Тогда-то я впервые увидел, как это у них получается.
— Она, когда была маленькая, разбирала игрушки на части, — сказала Мадалини. — Ей нравились механические, чтоб с хитроумным устройством внутри. И не играла в них толком, правда, милая? Нет, она их ломала, дорогие те игрушки, потрошила их, не успеешь дать. Я, бывало, выходила из себя. А Андреас, надо отдать ему должное, Андреас говорил, дескать, пусть, это признак пытливого ума.
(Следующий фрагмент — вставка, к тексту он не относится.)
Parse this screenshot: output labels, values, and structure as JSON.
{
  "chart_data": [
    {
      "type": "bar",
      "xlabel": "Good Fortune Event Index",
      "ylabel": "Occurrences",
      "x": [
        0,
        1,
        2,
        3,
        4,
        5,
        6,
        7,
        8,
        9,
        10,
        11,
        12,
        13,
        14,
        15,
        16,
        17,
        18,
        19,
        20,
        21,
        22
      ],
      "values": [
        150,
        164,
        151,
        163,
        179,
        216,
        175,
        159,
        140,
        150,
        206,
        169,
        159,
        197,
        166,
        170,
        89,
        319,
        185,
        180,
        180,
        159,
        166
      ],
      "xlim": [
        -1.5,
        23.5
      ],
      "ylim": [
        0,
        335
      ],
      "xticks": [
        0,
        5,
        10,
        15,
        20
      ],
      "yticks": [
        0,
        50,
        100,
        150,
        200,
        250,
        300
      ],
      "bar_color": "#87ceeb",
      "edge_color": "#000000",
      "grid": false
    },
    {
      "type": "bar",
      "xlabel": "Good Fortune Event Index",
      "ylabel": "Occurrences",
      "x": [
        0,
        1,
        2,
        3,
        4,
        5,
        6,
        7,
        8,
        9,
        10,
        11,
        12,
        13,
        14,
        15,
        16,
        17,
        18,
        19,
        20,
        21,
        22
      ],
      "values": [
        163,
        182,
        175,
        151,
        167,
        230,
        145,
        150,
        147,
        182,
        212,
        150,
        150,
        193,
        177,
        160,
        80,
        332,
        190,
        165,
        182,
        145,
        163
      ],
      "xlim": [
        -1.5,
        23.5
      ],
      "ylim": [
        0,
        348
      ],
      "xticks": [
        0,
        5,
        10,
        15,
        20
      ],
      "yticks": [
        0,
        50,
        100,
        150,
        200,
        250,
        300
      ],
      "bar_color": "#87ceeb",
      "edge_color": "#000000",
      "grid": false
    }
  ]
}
— Хочешь, сделаем такие вместе, — сказала мама́. — Солнечные часы, в смысле.
— Я уже умею.
— Что за манеры, дорогая, — сказала Мадалини, вытягивая и сгибая ногу, будто готовилась к танцевальному номеру. — Тетя Оди для тебя старается.
— Ну тогда, может, что-нибудь другое, — сказала мама́. — Что-нибудь другое построим.
— Ой-ой! — проговорила Мадалини, поспешно выдувая дым и пыхтя. — Как я могла забыть тебе сказать, Оди. У меня новости. Угадай.
Мама́ пожала плечами.
— Я снова буду играть! В кино! Мне предложили роль, главную, в большом проекте. Представляешь?
— Поздравляю, — проговорила мама́ нерешительно.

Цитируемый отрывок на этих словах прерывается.